Saudi Arabian Students’ Knowledge of the Provisions Governing Interactions between Muslims and Non-Muslims

  •  Tareq S. Albhlal    


Introduction: This study investigates the level of university students' knowledge about Islamic provisions concerning relationships between Muslims and non-Muslims. The context for this study is that of the Saudi Arabian government’s drive to combat the extremism of young male Saudis through inculcating the true message of Islam. To achieve this objective, specialist Intellectual Awareness Units (IAUs) have been set up in all Saudi Arabian universities. The rationale for the existence of these units is that such students, zealous in their faith, are more vulnerable to recruitment by extremists and terrorist organizations if they have only a superficial and distorted understanding of the humane and religiously-ordained provisions in the Quran regarding relations with non-Muslims. However, this study does not examine the workings of the Intellectual Awareness Units but rather the understanding of their clients.

Methodology: A random sample of 100 male students attending Majmaah University, Saudi Arabia, during the 2019-20 academic year, was asked to participate in a descriptive survey. A questionnaire was devised to collect information about student understanding of appropriate relationships between Muslims and non-Muslims, as specified in the Holy Quran. Six key themes were addressed in the questionnaire: general principles concerning the relationship between Muslims and others; provisions concerning imitation (of non-Muslim religious practices), contact, alliances and enmity; provisions concerning temples and churches; provisions concerning marriage and food; provisions concerning feasts and religious occasions and general provisions concerning alliances and wars.

Results: The results of the study revealed that students’ knowledge about the provisions for dealing with non-Muslims ranged from weak to medium. That is to say, knowledge about the appropriate way for Muslims to engage with non-Muslims was far from universal. Knowledge on marriage and food provisions scored most highly with an average of 60.3%, of students answering questions on this topic correctly whilst knowledge on provisions pertaining to Temples and Churches ranked lowest with a rate of 36.5%. The overall average for all issues was 48.9%.
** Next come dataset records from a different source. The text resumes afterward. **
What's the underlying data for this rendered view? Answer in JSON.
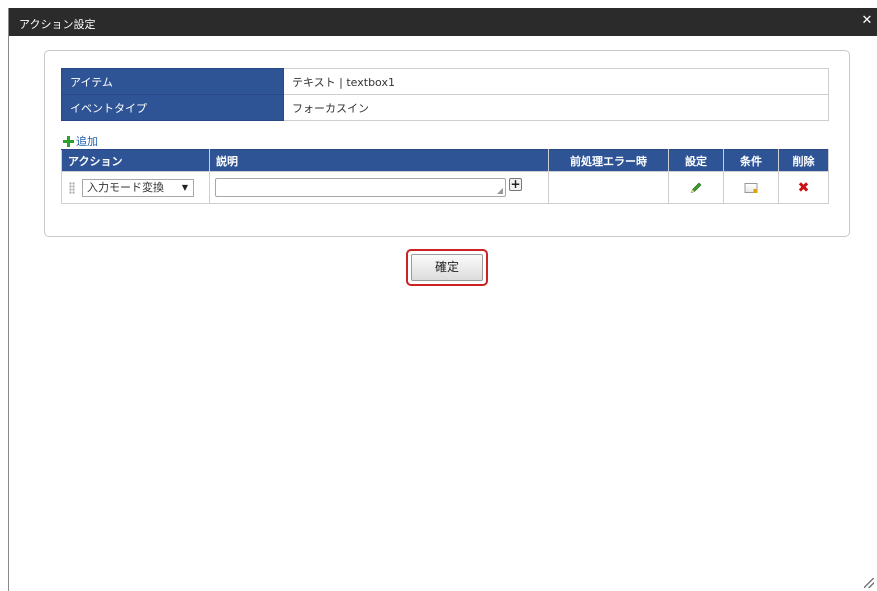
{
  "dialog": {
    "title": "アクション設定",
    "close_icon": "close-icon"
  },
  "info_table": {
    "rows": [
      {
        "header": "アイテム",
        "value": "テキスト | textbox1"
      },
      {
        "header": "イベントタイプ",
        "value": "フォーカスイン"
      }
    ]
  },
  "add_link": {
    "label": "追加",
    "icon": "plus-icon"
  },
  "actions_table": {
    "headers": [
      "アクション",
      "説明",
      "前処理エラー時",
      "設定",
      "条件",
      "削除"
    ],
    "rows": [
      {
        "action": "入力モード変換",
        "description": "",
        "pre_error": "",
        "setting_icon": "pencil-icon",
        "condition_icon": "memo-icon",
        "delete_icon": "x-icon"
      }
    ]
  },
  "confirm_button": {
    "label": "確定"
  },
  "colors": {
    "title_bar": "#2b2b2b",
    "header": "#2f5496",
    "highlight": "#cc2222",
    "add_green": "#2ca02c"
  }
}
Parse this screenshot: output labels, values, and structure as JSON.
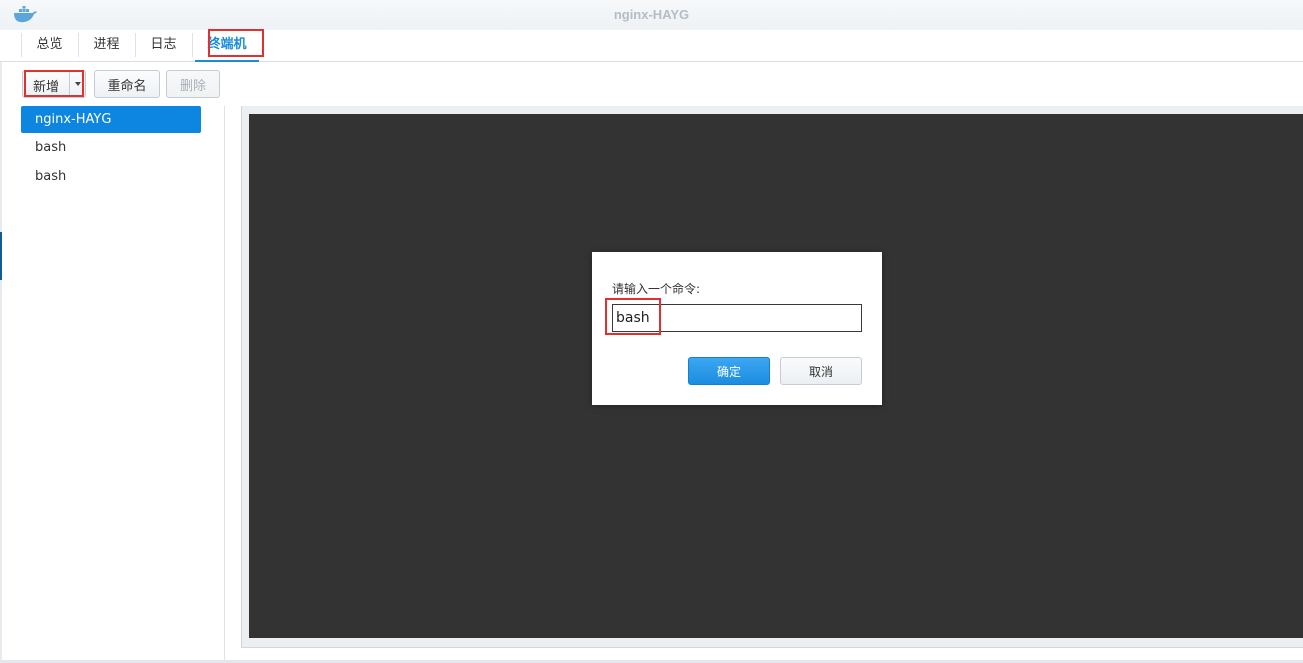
{
  "window": {
    "title": "nginx-HAYG",
    "icon": "docker-whale-icon"
  },
  "tabs": [
    {
      "label": "总览"
    },
    {
      "label": "进程"
    },
    {
      "label": "日志"
    },
    {
      "label": "终端机",
      "active": true
    }
  ],
  "toolbar": {
    "add_label": "新增",
    "rename_label": "重命名",
    "delete_label": "删除"
  },
  "sessions": [
    {
      "label": "nginx-HAYG",
      "selected": true
    },
    {
      "label": "bash"
    },
    {
      "label": "bash"
    }
  ],
  "dialog": {
    "prompt": "请输入一个命令:",
    "command_value": "bash",
    "ok_label": "确定",
    "cancel_label": "取消"
  },
  "colors": {
    "accent": "#1a8cd8",
    "selected_bg": "#0d86e1",
    "terminal_bg": "#333333",
    "highlight_box": "#e03030"
  }
}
Conclusion: If it is considered that extremism is based upon a superficial and distorted understanding of the Quran and that the level of knowledge displayed by the study sample is typical of young men in Saudi Arabia then the IAUs still have much work to do. The results of this research will be invaluable to the IAUs because it will enable them to supply more nuanced information and activities to their target audience.